By Ainslie Pierrynowski (AIMS on Campus Student Fellow)
Employment Insurance (EI) was created with the best of intentions in mind. Launched in 1941, the program provided temporary benefits to the poorest workers. Over the years, EI has evolved and expanded, becoming Canada’s main source of relief for displaced workers as of 2013. Yet, in Atlantic Canada, EI has coupled with seasonality to produce dire consequences for the region’s economy.
These effects can be traced back to the EI reforms which took place in the 1970’s. As AIMS author Justin Hatherly recounts in this policy paper, the 1971 Unemployment Insurance Act rendered EI eligibility criteria less stringent. Further, in 1977, Canada’s provinces and territories were divided into EI economic regions. The higher the unemployment rate in one’s EI region, the fewer insurable hours are needed to qualify for EI benefits and the longer these benefits can be received. Due to these changes, workers in Atlantic Canada today receive a substantial percentage of EI benefits relative to the percentage of covered workers in the region. Not coincidentally, according to Andrew Sharpe and Jeremy Smith of the Centre for the Study of Living Standard, Atlantic Canada had the highest employment seasonality rate in the country throughout the period 1976-2003. In fact, while Atlantic Canada only accounted for 11.1% Canada’s total unemployment during this time period, it encompassed 20.9% of Canada’s total seasonal unemployment. While Atlantic Canada may have a high concentration of seasonal industries relative to the rest of the country, EI in its current incarnation has played a major role in seasonal unemployment’s current prevalence—and persistence—in Atlantic Canada.
In particular, EI benefits may serve to incentivize workers to pursue part-time, seasonal work rather than full-time, but seemingly less lucrative, jobs. For instance, Sharpe and Smith note that the lack of full-time work in Atlantic Canada could partially stem from the practice of firms with full-year operations hiring seasonal employees that only work long enough to attain EI benefits. The resulting seasonal unemployment problem, in turn, has an adverse economic impact on the region. With a population that is both aging and in decline, but which relies increasingly on public services—thus fewer and fewer individuals are burdened with paying for these services—the dual issue of seasonal unemployment and EI hints at an approaching financial tipping point. Moreover, numerous small and medium-sized enterprises (SMEs) in Atlantic Canada have voiced concern over the labour shortage in Atlantic Canada—and its possible connection to EI. Indeed, 31% of SME owners in Atlantic Canada asserted that they felt as if they were “competing” with the EI system for employees (compared to 33% who stated the contrary and 36% who reported being unsure), while 27% contended that employees had requested to be laid off in order to collect EI benefits.
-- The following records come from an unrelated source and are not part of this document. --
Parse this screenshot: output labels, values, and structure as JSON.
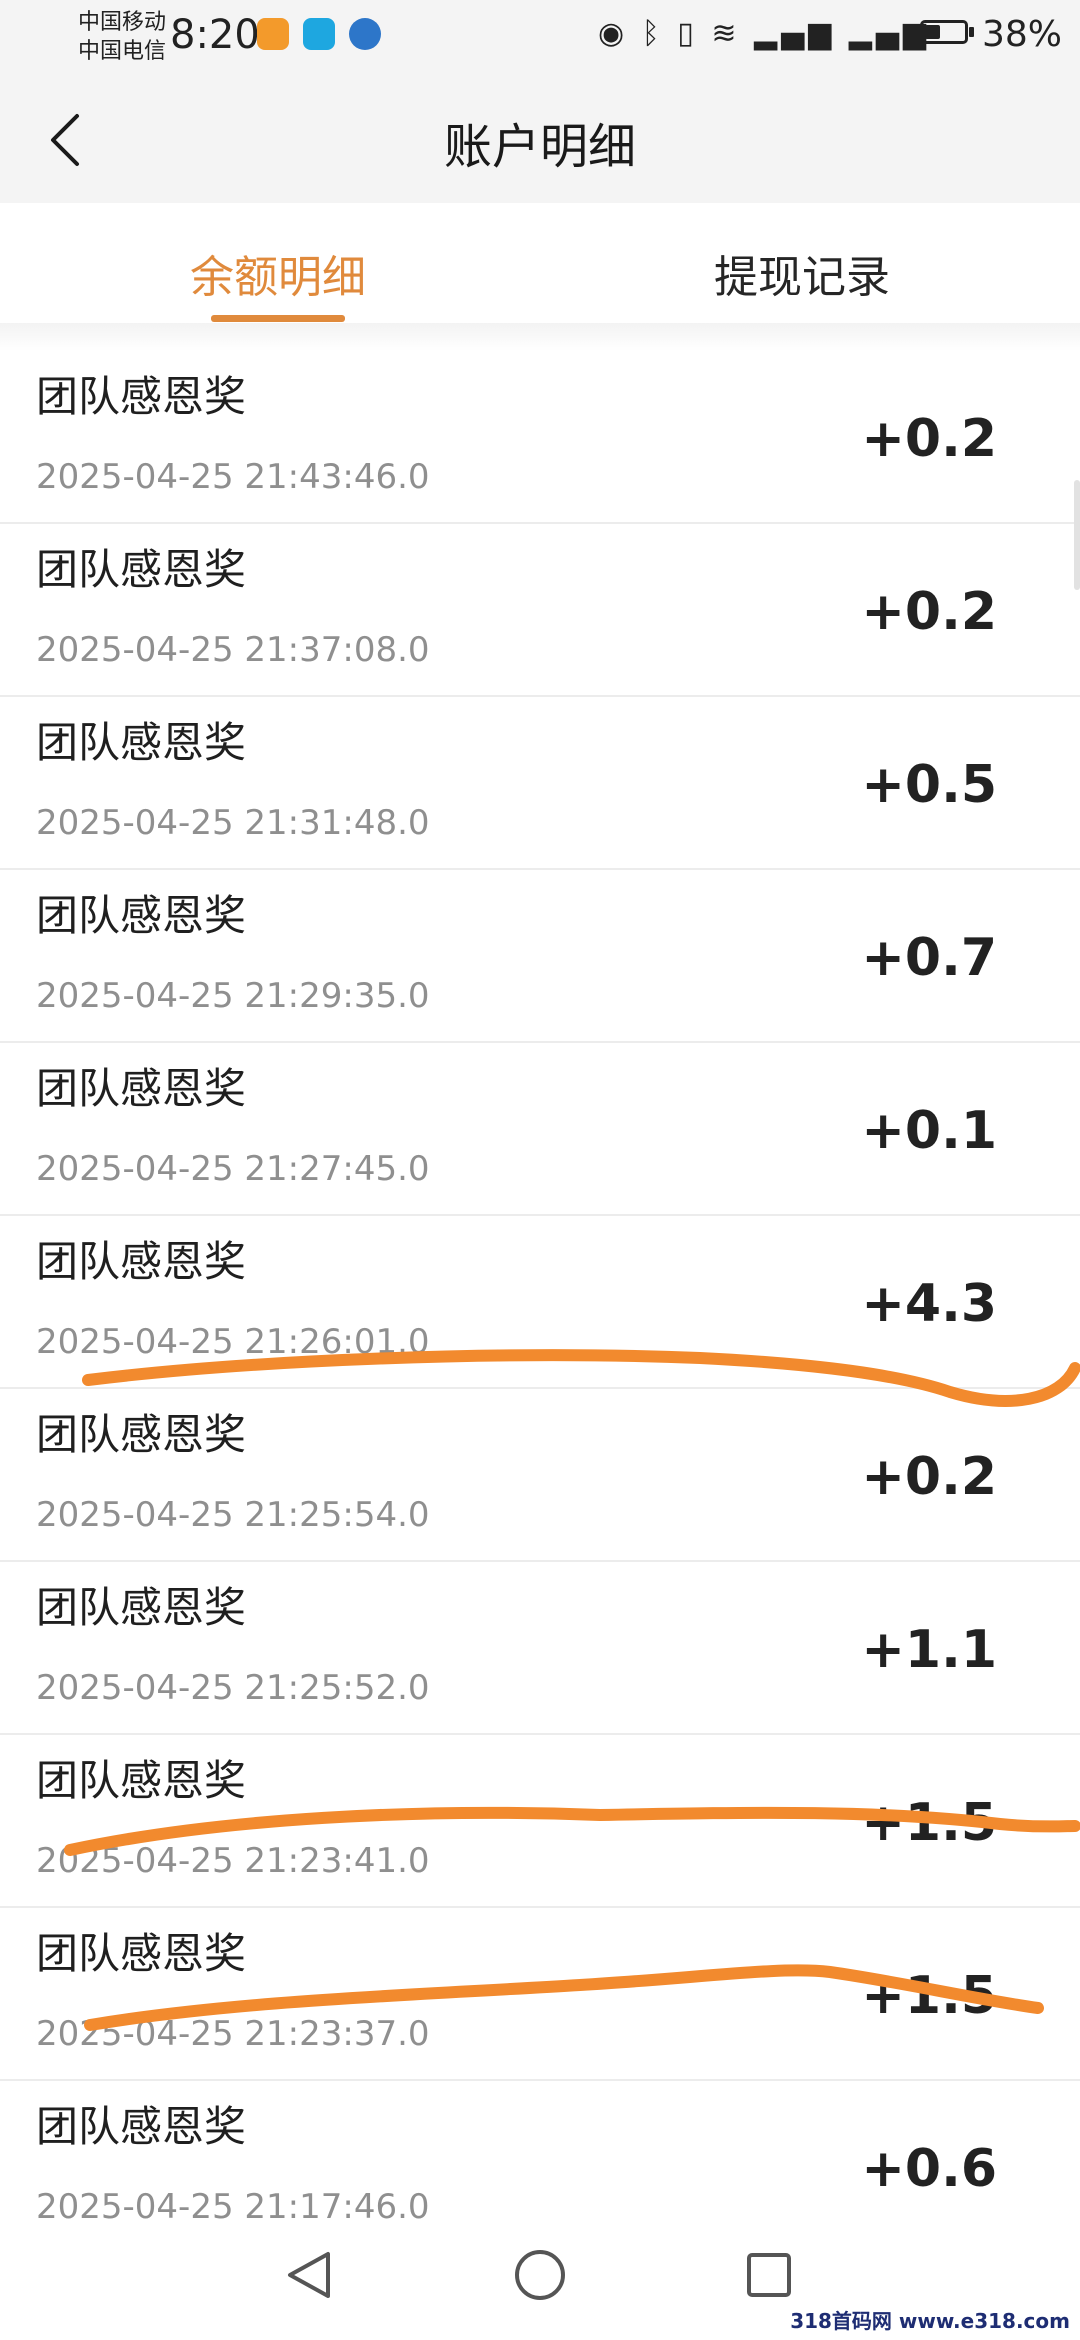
{
  "status_bar": {
    "carrier_1": "中国移动",
    "carrier_2": "中国电信",
    "time": "8:20",
    "battery": "38%",
    "battery_level": 0.38,
    "colors": {
      "app_1": "#f39a2b",
      "app_2": "#1ea7e0",
      "app_3": "#2d76c9"
    }
  },
  "header": {
    "title": "账户明细"
  },
  "tabs": [
    {
      "label": "余额明细",
      "active": true
    },
    {
      "label": "提现记录",
      "active": false
    }
  ],
  "records": [
    {
      "title": "团队感恩奖",
      "time": "2025-04-25 21:43:46.0",
      "amount": "+0.2"
    },
    {
      "title": "团队感恩奖",
      "time": "2025-04-25 21:37:08.0",
      "amount": "+0.2"
    },
    {
      "title": "团队感恩奖",
      "time": "2025-04-25 21:31:48.0",
      "amount": "+0.5"
    },
    {
      "title": "团队感恩奖",
      "time": "2025-04-25 21:29:35.0",
      "amount": "+0.7"
    },
    {
      "title": "团队感恩奖",
      "time": "2025-04-25 21:27:45.0",
      "amount": "+0.1"
    },
    {
      "title": "团队感恩奖",
      "time": "2025-04-25 21:26:01.0",
      "amount": "+4.3"
    },
    {
      "title": "团队感恩奖",
      "time": "2025-04-25 21:25:54.0",
      "amount": "+0.2"
    },
    {
      "title": "团队感恩奖",
      "time": "2025-04-25 21:25:52.0",
      "amount": "+1.1"
    },
    {
      "title": "团队感恩奖",
      "time": "2025-04-25 21:23:41.0",
      "amount": "+1.5"
    },
    {
      "title": "团队感恩奖",
      "time": "2025-04-25 21:23:37.0",
      "amount": "+1.5"
    },
    {
      "title": "团队感恩奖",
      "time": "2025-04-25 21:17:46.0",
      "amount": "+0.6"
    }
  ],
  "watermark": "318首码网 www.e318.com",
  "colors": {
    "accent": "#e08a3c",
    "annotation": "#f28a2e"
  }
}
Further, as Hatherly notes, whereas labour mobility in a healthy labour market can eventually cause regional differences in unemployment rates to dissipate, the regional nature of EI benefits may deter seasonal workers from migrating to more productive areas and thus entrench the unemployment disparity between Atlantic Canada and the remainder of the country.
Thus while it provides much-needed relief to unemployed workers, the EI program as it exists today underpins Atlantic Canada’s seasonal unemployment problem. When it comes to combatting the underlying causes of seasonal unemployment in Atlantic Canada, the path forward is fraught with difficulties. Attempts to dial back EI benefits may be met with resistance from Atlantic Canadians who rely on the program, as shown by the unpopularity of the Chrétien government’s Employment Insurance Act, which mandated stricter entry requirements for EI and reduced certain benefits, in many Atlantic Canadian ridings. Meanwhile, a Canadian Federation of Independent Business report found that of the Atlantic Canadian seasonal SMEs which attempted to extend their seasons, the vast majority were unsuccessful. Hence, Atlantic Canada has found itself in a Catch-22, in that the region needs labour mobility, a diverse economy, and profitable full-time jobs to combat seasonal unemployment and dependence on EI, yet the EI program serves to disincentivize attaining these very needs. As one Atlantic Canadian well-drilling entrepreneur attested, “We cannot get trained workers; I have been looking for trained, licensed, workers for our industry for four years without success.” In light of the evidence presented here, an EI program with benefits tied to pursuing human capital—the training, experience, education, and skills needed to create a diverse, productive economy—rather than the region where one lives would push Atlantic Canada further to meeting these needs, grant unemployed workers support and security, and avoid falling victim to the moral hazard of the current EI system.